What I want to do: Download an S3 file (pdf) in a lambda and extract its text, using Rust.
The Error:
ERROR PDF error: Invalid file header
I checked the pdf file in the bucket, downloaded it from the console and everything looks correct, so something is breaking in the way I store the file.
How I am doing it:
let config = aws_config::load_from_env().await;
let client = s3::Client::new(&config);
// Get uploaded object in raw bucket (serde derived the json)

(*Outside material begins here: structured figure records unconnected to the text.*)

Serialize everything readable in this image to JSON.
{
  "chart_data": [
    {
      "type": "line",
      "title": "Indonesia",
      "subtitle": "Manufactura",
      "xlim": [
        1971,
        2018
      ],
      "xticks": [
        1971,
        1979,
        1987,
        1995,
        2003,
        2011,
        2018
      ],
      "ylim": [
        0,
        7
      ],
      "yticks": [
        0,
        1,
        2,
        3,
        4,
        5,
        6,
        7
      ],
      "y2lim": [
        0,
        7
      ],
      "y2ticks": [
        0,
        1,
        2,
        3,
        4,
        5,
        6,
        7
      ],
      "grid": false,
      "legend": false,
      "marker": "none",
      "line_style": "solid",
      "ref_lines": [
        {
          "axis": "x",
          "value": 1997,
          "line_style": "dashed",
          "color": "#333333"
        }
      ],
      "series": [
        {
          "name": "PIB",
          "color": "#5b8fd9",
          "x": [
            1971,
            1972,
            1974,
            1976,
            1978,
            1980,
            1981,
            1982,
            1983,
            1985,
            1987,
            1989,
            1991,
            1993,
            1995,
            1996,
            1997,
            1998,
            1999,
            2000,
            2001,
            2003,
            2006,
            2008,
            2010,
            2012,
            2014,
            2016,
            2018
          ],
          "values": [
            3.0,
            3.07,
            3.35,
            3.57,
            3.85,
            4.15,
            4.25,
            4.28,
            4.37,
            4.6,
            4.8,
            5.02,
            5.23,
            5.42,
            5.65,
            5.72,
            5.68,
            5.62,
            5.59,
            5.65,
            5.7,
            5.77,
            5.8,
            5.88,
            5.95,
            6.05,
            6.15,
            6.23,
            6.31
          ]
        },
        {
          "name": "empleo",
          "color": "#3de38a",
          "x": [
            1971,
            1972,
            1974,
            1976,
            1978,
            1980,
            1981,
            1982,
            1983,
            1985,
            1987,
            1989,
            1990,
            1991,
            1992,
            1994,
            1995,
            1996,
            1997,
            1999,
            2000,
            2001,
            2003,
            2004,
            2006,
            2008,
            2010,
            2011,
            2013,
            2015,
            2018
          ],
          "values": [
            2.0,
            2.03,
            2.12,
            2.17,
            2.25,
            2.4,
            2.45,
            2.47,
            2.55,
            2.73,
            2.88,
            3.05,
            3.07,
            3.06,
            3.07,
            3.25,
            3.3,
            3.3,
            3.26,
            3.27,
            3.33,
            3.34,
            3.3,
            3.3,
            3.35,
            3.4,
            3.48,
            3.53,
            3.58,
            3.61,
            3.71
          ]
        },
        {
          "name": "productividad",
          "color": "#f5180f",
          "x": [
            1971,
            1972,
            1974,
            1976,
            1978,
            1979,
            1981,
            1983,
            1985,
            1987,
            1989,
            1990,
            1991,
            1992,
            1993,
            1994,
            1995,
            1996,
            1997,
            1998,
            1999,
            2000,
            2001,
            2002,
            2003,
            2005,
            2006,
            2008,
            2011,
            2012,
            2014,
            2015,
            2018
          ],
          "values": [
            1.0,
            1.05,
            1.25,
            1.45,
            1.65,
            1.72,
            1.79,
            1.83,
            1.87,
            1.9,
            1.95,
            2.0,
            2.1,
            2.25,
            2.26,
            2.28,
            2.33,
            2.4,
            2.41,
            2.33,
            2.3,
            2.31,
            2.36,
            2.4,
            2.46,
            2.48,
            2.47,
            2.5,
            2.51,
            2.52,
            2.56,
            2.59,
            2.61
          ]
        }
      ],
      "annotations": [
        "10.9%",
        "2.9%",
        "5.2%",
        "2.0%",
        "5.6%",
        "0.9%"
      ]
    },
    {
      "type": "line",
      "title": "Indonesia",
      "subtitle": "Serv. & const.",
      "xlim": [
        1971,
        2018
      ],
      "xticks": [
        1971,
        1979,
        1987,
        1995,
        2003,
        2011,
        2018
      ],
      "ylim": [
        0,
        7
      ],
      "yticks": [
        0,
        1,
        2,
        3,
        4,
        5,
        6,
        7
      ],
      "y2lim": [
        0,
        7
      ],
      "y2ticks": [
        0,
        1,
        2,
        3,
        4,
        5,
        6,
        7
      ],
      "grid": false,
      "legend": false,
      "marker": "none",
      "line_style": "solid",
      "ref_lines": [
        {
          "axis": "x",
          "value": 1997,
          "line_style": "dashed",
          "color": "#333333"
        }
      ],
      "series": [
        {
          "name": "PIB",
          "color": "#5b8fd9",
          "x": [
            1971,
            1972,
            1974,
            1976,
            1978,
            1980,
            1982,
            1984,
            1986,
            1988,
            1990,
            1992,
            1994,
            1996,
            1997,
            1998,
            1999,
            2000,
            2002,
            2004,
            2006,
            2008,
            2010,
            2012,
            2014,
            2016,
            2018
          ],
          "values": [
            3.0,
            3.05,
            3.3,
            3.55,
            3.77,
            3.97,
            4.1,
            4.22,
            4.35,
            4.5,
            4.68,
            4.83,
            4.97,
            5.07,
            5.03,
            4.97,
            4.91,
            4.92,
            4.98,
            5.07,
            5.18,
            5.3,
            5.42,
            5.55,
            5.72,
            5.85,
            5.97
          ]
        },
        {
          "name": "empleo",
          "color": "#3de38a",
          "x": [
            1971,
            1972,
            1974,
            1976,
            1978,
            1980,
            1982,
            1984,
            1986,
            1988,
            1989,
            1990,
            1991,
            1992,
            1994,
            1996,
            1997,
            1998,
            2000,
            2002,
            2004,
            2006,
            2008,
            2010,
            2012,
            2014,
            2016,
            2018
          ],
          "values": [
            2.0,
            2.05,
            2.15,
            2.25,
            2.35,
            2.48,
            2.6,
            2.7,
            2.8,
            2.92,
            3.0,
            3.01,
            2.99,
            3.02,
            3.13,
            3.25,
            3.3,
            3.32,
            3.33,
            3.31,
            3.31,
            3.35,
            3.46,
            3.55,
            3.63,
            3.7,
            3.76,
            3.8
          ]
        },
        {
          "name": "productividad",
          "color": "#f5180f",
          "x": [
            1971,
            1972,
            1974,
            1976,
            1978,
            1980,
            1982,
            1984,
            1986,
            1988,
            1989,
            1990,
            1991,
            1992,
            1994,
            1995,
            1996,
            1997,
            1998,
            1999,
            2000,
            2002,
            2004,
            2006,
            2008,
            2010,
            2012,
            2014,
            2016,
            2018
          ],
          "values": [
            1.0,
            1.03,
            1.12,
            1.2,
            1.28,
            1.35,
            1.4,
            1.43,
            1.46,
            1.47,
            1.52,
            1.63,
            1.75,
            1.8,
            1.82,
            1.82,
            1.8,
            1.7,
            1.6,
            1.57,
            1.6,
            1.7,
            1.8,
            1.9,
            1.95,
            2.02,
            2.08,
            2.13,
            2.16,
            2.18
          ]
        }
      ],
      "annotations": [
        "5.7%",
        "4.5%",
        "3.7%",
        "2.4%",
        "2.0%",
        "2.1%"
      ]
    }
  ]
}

let key = event.records.get(0).unwrap().s3.object.key.clone();
let key = key.replace('+', " ");
let key = percent_encoding::percent_decode_str(&key).decode_utf8().unwrap().to_string();
let content = client
.get_object()
.bucket(raw_bucket_name)
.key(&key)
// .response_content_type("application/pdf") // this did not make any difference
.send()
.await?;
let mut bytes = content.body.into_async_read();
let file = tempfile::NamedTempFile::new()?;
let path = file.into_temp_path();
let mut file = tokio::fs::File::create(&path).await?;
tokio::io::copy(&mut bytes, &mut file).await?;
let content = pdf_extract::extract_text(path)?; // this line breaks
Versions:
tokio = { version = "1", features = ["macros"] }
aws-sdk-s3 = "0.21.0"
aws-config = "0.51.0"
pdf-extract = "0.6.4"
I feel like I misunderstood something in how to store the bytestream, but e.g. https://stackoverflow.com/a/62003659/4986655 do it in the same way afaiks.
Any help or pointers on what the issue might be or how to debug this are very welcome.